Prevalence of iron deficiency among youth with sickle cell disease Free

Sickle cell disease (SCD) is an inherited hemoglobinopathy affecting up to 100,000 people in the United States. While pain, acute chest syndrome, and anemia are common, silent cerebral infarcts and overt strokes that may result in long-term cognitive deficits can also occur in many affected youth with SCD (Y-SCD).

Like SCD, iron deficiency (ID) can also cause anemia and cognitive deficits because of its role in hemoglobin production, myelination, neurogenesis, and connectivity. Despite the high prevalence of ID in the general population and the potential for ID to contribute to anemia and cognitive deficits, the prevalence of ID among Y-SCD remains unclear. Thus, the aims of this study were to determine the prevalence of ID (i.e., ferritin <50 ng/mL) and possible ID (i.e., ferritin 50-99 ng/mL) among Y-SCD at Nationwide Children's Hospital (NCH) who had a ferritin level obtained, and to describe the characteristics of those diagnosed with ID. We also aimed to determine if those with ID had significantly lower hemoglobin (Hb) and mean corpuscular volume (MCV) than those with possible ID.

The NCH SCD clinical database was used to identify Y-SCD, ages 6 months-21 years, who had ≥1 outpatient visit from 2015-2023. Those with a ferritin level checked were considered to have been tested for ID. Demographic (e.g., race, age, sex), laboratory, and clinical (e.g. reason for ferritin assessment, hydroxyurea (HU) use) data were abstracted from the electronic medical records of those with ID and possible ID. Those who had a bone marrow transplant prior to having a ferritin level checked were excluded. While ferritin testing for all Y-SCD at NCH is not standard practice, it is ordered for iron overload monitoring among chronically transfused individuals or if youth have symptoms (e.g., PICA) or laboratory findings (e.g., microcytosis) consistent with ID.

Descriptive statistics summarized the data. Linear regression models were used to analyze the relationship between ID status and hemoglobin and ID status and MCV. Models were adjusted for age, HU use, and SCD genotype. P-values <0.05 were considered significant. Statistical analyses were carried out using R version 4.5.1.

We identified 550 youth followed at NCH during the study period. Of these, 221 (40%) had a ferritin level obtained, and 114 (52%) had a ferritin <100ng/mL (54% male (n=61), 92% Black/African American (n=105), mean age of 11.4 (SD=6.1)). Sixty-five (57%) participants had HbSS disease, and 35 (31%) were taking HU at the time of having their ferritin level checked. Of these, 47 (41%) were ID and 67 (59%) had possible ID. Mean Hb (g/dL) in the ID group was 10.2 (SD: 2.0) and 9.6 (SD: 1.6) in the possible ID group. The estimated mean difference between these groups was <0.01 (95% CI: -0.62, 0.63, p>0.9). Mean MCV (fL) was 69 (SD: 14) in the ID group and 81 (SD:12) in the possible ID group. The estimated mean difference was 6.4 fL higher in the possible ID group (95% CI: 2.3, 10, p=0.003). The most common reason for obtaining ferritin was iron overload monitoring for chronic transfusions (n=37, 32%), followed by undocumented reasons (n=32, 28%), and microcytosis (n=17, 15%).

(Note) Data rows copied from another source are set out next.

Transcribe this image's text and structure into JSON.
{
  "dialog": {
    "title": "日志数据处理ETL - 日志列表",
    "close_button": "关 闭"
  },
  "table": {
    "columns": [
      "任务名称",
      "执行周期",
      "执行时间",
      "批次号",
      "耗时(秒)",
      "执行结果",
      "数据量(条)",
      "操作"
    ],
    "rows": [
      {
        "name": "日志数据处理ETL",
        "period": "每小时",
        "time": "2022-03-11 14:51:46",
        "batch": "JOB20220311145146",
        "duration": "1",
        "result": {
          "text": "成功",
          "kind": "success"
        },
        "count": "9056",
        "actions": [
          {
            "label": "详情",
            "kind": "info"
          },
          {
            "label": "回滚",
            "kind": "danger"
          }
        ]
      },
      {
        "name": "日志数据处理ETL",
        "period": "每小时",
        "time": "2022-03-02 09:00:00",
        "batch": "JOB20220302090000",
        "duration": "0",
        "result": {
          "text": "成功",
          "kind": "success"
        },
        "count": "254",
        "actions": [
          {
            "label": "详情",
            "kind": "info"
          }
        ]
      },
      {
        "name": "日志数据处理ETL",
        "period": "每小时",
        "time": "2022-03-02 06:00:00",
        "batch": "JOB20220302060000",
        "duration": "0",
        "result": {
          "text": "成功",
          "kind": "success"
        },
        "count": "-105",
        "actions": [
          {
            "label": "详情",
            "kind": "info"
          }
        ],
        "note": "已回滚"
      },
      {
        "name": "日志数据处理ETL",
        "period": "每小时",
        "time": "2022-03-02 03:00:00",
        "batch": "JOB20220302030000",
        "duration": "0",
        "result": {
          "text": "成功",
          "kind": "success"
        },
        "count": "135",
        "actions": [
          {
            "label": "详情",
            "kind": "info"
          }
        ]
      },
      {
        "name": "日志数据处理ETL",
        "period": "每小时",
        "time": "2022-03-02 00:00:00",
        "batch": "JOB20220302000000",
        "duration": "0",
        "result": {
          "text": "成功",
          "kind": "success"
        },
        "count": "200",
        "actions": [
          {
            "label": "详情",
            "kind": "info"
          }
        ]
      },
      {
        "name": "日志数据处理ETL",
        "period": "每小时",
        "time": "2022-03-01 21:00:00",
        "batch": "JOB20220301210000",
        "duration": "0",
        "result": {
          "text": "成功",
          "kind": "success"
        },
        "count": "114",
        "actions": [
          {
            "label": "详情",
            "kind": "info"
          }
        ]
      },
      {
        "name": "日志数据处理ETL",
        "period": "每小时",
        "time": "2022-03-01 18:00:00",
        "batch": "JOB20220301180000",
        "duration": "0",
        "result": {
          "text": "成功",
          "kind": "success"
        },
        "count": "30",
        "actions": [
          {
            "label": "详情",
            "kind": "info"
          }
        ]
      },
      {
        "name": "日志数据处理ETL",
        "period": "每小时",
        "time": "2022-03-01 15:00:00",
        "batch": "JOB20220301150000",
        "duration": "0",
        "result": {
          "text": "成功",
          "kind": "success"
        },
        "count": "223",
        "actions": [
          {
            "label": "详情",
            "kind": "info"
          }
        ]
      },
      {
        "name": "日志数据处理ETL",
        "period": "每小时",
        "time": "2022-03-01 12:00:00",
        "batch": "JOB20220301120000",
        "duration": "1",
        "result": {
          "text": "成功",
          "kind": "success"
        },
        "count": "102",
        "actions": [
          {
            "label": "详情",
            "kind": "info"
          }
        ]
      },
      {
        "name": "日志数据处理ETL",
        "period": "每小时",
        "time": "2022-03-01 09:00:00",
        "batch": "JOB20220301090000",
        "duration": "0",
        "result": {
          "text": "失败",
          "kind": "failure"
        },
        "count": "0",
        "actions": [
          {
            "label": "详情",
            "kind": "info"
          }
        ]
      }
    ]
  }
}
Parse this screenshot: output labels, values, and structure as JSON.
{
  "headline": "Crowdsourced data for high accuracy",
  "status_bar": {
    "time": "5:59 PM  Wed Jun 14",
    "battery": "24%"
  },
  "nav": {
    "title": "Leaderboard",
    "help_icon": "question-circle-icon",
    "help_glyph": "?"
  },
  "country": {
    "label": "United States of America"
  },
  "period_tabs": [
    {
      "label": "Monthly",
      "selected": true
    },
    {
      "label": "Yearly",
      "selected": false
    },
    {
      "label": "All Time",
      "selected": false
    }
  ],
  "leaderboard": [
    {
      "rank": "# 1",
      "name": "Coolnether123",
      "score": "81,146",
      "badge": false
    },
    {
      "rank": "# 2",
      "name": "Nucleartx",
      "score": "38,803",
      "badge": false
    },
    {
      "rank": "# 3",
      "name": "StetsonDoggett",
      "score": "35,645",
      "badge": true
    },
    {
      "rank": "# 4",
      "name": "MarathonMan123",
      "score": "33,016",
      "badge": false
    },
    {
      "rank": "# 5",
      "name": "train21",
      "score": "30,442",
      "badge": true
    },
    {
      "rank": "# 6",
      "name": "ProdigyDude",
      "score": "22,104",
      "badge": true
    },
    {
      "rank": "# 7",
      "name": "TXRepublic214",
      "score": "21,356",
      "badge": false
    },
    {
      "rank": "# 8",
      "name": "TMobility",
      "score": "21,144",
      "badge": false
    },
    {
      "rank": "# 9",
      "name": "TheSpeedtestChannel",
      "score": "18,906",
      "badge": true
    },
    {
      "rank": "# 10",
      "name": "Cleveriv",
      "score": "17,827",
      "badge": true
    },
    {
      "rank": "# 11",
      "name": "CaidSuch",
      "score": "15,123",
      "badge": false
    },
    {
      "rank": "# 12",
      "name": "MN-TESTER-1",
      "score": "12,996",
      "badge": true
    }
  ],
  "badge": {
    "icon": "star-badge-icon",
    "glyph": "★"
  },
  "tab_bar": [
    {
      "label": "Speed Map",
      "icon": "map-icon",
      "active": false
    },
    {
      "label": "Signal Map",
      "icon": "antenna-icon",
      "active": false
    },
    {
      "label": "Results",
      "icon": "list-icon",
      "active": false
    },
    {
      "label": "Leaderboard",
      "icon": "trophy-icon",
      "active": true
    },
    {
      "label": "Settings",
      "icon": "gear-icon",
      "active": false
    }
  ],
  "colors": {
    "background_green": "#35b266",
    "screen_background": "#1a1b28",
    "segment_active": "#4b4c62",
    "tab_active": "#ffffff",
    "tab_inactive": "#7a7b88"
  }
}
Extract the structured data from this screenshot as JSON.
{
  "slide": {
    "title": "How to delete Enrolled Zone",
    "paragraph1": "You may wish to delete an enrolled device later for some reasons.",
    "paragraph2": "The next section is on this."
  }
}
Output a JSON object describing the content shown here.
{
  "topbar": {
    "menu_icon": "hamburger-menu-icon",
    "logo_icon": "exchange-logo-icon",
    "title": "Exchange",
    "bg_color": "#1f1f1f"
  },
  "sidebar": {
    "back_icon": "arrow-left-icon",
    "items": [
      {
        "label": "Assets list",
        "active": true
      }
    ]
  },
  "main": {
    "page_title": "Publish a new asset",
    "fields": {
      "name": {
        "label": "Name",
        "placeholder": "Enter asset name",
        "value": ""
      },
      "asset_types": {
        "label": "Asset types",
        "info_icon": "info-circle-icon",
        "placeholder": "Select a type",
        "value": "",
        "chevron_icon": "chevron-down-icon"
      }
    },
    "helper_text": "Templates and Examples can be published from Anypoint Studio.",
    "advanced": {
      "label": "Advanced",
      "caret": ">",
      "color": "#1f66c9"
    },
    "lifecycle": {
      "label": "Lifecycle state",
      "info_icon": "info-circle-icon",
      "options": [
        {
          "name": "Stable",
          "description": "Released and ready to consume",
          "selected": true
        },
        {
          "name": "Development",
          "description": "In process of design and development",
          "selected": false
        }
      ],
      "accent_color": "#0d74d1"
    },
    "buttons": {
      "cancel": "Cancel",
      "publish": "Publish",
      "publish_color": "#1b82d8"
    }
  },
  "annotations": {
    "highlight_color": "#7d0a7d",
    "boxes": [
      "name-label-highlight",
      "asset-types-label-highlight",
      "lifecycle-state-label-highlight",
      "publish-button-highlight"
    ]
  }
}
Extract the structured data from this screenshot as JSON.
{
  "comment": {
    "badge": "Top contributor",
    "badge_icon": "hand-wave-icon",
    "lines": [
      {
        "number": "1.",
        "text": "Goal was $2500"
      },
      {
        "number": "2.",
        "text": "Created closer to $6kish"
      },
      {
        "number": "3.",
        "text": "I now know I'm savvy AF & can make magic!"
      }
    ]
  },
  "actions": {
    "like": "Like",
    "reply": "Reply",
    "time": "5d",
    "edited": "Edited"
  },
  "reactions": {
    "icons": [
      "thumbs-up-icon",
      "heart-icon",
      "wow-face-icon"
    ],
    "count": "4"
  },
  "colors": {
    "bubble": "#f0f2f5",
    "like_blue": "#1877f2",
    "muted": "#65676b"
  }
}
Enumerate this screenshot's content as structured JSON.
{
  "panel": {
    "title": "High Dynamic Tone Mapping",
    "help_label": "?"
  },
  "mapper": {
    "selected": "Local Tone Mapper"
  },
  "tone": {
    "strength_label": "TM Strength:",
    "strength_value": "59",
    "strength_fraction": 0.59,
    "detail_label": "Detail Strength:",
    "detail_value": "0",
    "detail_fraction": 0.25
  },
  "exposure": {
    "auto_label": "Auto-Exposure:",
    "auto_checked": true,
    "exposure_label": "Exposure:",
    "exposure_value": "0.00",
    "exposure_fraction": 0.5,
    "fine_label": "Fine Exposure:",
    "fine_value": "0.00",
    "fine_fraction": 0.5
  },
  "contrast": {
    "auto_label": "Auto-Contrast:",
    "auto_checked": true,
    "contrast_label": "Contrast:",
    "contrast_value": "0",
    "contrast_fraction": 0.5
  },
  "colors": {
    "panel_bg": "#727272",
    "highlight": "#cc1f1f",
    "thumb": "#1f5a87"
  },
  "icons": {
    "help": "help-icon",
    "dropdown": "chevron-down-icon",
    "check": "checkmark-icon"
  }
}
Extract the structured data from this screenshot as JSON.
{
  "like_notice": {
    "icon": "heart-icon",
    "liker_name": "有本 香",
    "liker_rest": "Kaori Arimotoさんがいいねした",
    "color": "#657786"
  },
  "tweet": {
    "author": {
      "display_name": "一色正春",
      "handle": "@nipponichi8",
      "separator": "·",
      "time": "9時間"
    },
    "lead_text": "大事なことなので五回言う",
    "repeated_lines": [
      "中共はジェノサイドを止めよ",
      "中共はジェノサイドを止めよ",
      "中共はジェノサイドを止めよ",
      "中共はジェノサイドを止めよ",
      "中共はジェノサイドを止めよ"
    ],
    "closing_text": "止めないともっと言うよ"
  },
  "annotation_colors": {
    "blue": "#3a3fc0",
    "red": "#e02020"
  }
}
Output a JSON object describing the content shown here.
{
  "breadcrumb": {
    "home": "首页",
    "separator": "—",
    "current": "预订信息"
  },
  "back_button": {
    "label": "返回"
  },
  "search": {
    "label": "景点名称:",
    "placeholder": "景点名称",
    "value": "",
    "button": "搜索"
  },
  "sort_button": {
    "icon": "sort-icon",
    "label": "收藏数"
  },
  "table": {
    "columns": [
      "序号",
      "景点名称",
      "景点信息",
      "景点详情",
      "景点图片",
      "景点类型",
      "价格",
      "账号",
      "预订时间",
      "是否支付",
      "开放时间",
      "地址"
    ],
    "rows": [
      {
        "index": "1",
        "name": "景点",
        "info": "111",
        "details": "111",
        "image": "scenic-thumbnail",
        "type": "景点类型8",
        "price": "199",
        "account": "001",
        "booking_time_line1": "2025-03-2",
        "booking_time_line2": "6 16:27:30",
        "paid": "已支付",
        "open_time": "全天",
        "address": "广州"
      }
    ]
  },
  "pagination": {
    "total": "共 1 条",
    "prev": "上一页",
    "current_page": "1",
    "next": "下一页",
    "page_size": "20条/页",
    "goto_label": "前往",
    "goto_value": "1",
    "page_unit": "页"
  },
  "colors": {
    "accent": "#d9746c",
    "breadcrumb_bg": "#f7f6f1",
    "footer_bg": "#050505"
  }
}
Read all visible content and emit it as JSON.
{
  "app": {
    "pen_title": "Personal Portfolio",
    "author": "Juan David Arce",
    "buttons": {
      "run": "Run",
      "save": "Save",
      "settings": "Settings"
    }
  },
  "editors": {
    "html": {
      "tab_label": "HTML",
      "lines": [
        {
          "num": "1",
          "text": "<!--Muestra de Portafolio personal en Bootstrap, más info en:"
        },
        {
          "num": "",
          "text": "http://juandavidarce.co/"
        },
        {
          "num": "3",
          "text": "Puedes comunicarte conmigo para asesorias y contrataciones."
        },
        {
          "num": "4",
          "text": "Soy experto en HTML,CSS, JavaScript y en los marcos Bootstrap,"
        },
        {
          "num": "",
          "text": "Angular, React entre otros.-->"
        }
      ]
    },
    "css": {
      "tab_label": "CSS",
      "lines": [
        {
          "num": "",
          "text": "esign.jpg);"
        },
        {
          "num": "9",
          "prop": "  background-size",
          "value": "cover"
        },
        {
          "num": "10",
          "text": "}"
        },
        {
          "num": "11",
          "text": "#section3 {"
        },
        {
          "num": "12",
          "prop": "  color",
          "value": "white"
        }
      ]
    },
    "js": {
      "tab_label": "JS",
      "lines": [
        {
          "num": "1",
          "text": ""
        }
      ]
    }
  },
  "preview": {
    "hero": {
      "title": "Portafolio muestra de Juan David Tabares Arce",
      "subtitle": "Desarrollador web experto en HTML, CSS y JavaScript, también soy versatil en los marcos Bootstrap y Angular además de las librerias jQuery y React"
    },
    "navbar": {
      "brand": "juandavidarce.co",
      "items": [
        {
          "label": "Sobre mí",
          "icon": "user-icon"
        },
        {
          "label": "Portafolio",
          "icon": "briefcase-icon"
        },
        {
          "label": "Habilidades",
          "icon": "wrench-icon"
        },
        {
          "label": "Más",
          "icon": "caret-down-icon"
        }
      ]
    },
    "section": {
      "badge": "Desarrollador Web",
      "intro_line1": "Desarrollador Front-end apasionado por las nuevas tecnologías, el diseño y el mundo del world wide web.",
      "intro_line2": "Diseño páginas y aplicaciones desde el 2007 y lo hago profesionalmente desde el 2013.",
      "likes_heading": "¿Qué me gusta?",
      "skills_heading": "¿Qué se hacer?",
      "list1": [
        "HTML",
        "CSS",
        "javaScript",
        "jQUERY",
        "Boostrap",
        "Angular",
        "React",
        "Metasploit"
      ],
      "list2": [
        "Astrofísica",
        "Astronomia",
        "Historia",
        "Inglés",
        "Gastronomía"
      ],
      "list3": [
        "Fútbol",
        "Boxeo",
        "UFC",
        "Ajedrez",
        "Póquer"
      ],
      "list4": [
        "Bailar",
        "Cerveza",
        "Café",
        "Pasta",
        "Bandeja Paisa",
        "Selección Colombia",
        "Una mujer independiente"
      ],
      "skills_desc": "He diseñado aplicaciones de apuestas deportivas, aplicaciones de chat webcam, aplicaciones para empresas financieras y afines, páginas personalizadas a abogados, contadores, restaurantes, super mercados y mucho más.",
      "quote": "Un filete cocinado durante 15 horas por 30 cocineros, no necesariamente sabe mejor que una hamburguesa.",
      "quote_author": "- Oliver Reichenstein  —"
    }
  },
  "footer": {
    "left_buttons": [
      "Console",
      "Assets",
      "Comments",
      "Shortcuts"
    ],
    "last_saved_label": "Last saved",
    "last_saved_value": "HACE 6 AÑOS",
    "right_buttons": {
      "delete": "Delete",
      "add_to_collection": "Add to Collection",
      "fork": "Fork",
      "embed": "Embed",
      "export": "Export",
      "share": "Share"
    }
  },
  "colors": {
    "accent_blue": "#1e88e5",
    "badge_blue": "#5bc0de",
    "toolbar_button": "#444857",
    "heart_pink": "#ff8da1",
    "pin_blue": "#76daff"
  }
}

We identified that at least 9% of Y-SCD at our center had ID and more than 50% of Y-SCD who were tested had ID or possible ID. While this prevalence aligns with that of ID among youth in the general population, these findings are likely an underestimate because ferritin can be elevated in those with hyperinflammatory conditions like SCD, screening for ID is not standard for Y-SCD, and it was not performed in 60% of our youth. Surprisingly, chronic transfusions were the most common documented reason why youth with SCD with ID or possible ID were identified, suggesting that the methods used for chronic transfusion (i.e., erythrocytapheresis) might be contributing and/or that there may be underlying features of this subset of Y-SCD that predispose them to ID. Finally, our finding that those with ID had lower MCV than those with possible ID could suggest that improving iron stores has the potential to improve hematologic outcomes. Given our small sample size and single-center retrospective design, future studies are warranted to confirm and characterize the prevalence of ID among Y-SCD, determine the cause(s) of ID in Y-SCD, and determine if normalizing iron stores improves anemia, cognition, and patient-reported outcomes.